We don’t want you to worry about choosing the right plan or having enough space. So today, we’re simplifying Dropbox Pro to a single plan that stays at $9.99/month, but now comes with 1 TB (1,000 GB) of space.
Introducing More Powerful Dropbox Pro – ChenLi Wang, Dropbox blog (27 August 2014)
That’ll be $99/year. For UK users that’s £7.99/month or £79/year. It is a gigantic drop: previously you had to pay $99 for a year – sorry, you’re thinking that this doesn’t sound much or in any way different? But your money got you 100Gb: you’re now paying less for ten times more space.
But of course what Dropbox doesn’t say is that this is all because of competition from Google and Microsoft.

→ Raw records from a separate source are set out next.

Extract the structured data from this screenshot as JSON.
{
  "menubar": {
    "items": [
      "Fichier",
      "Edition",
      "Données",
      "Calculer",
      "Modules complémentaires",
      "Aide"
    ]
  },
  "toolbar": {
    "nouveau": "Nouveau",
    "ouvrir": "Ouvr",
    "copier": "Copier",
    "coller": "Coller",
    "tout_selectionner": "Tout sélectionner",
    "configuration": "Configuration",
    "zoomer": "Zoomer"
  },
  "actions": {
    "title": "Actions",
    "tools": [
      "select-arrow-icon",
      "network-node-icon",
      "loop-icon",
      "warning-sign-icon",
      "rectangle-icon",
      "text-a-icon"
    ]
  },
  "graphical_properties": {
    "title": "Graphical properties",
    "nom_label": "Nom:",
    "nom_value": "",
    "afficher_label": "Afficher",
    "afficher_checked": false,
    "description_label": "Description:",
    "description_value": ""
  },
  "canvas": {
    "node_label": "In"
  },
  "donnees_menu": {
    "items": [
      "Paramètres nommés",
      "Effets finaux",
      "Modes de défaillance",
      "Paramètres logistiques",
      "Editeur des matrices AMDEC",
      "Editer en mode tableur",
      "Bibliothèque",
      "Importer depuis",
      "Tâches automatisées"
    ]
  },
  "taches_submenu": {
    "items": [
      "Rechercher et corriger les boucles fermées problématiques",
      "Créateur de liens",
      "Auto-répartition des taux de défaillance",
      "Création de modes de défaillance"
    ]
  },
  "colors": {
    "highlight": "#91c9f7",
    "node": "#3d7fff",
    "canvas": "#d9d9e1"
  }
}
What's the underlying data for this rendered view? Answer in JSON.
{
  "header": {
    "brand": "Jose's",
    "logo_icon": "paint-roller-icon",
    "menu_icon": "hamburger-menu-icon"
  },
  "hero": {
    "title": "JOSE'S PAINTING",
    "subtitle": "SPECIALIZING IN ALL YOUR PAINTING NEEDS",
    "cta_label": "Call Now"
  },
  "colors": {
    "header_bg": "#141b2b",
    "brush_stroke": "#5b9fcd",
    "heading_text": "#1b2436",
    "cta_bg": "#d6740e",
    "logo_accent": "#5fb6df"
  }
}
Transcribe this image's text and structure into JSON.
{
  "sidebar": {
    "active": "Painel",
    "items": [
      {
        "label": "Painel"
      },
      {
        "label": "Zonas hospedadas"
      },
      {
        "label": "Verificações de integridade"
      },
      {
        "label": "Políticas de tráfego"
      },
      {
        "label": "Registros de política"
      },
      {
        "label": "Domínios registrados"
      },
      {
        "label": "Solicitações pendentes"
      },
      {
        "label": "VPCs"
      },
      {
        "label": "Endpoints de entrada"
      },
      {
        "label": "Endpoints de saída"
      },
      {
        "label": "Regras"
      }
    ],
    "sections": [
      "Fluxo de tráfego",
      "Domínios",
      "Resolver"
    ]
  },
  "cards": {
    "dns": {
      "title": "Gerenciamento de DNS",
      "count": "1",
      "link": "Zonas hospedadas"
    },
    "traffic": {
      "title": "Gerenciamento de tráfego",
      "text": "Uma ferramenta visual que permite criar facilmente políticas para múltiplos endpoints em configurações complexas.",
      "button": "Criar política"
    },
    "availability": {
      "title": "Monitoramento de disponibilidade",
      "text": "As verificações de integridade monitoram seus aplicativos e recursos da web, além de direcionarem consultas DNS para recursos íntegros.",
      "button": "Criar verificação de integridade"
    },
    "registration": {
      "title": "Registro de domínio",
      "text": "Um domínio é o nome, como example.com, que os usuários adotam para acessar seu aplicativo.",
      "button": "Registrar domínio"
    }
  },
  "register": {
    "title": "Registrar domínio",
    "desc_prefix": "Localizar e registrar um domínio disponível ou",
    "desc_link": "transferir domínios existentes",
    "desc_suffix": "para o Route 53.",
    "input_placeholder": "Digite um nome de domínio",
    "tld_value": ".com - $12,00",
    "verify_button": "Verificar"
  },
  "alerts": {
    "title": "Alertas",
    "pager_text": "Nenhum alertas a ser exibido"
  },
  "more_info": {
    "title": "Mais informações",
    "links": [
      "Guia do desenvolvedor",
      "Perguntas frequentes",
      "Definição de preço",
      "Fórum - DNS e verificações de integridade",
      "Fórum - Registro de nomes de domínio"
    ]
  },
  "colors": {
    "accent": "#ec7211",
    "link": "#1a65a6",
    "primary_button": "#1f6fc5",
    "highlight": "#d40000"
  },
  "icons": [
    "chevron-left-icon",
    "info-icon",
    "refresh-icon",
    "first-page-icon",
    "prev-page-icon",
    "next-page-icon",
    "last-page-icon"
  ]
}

I don’t fancy Google Drive nor am I interested in Microsoft OneDrive because I’m already committed to Dropbox and like it a lot. I especially don’t want to get into a situation where some of my work is in Dropbox and some of it is in a rival system. That’d just do my head in.
So the fact that the price has dropped this much and the space has gone up this much is very tempting to me.
And yet I’m holding off.
I’m almost embarrassed to tell you why yet you need to know because you should hold off too.
It’s this. In a week or so, Apple will formally announce OS X Yosemite and iOS 8 – and these include iCloud Drive. Both Yosemite and iOS 8 will be free but iCloud Drive will be a Dropbox-like service. So yes, I am waiting to see whether I actually will split my work between Dropbox and another similar service. That’s why it’s embarrassing.
If iCloud Drive is very expensive I won’t do it, but it has the advantage – and this is why I’m even considering it – that it’s iCloud and so works really well with Macs and iOS.
Enough so that it is worth waiting to see what the price is. But after that, Dropbox is on my list.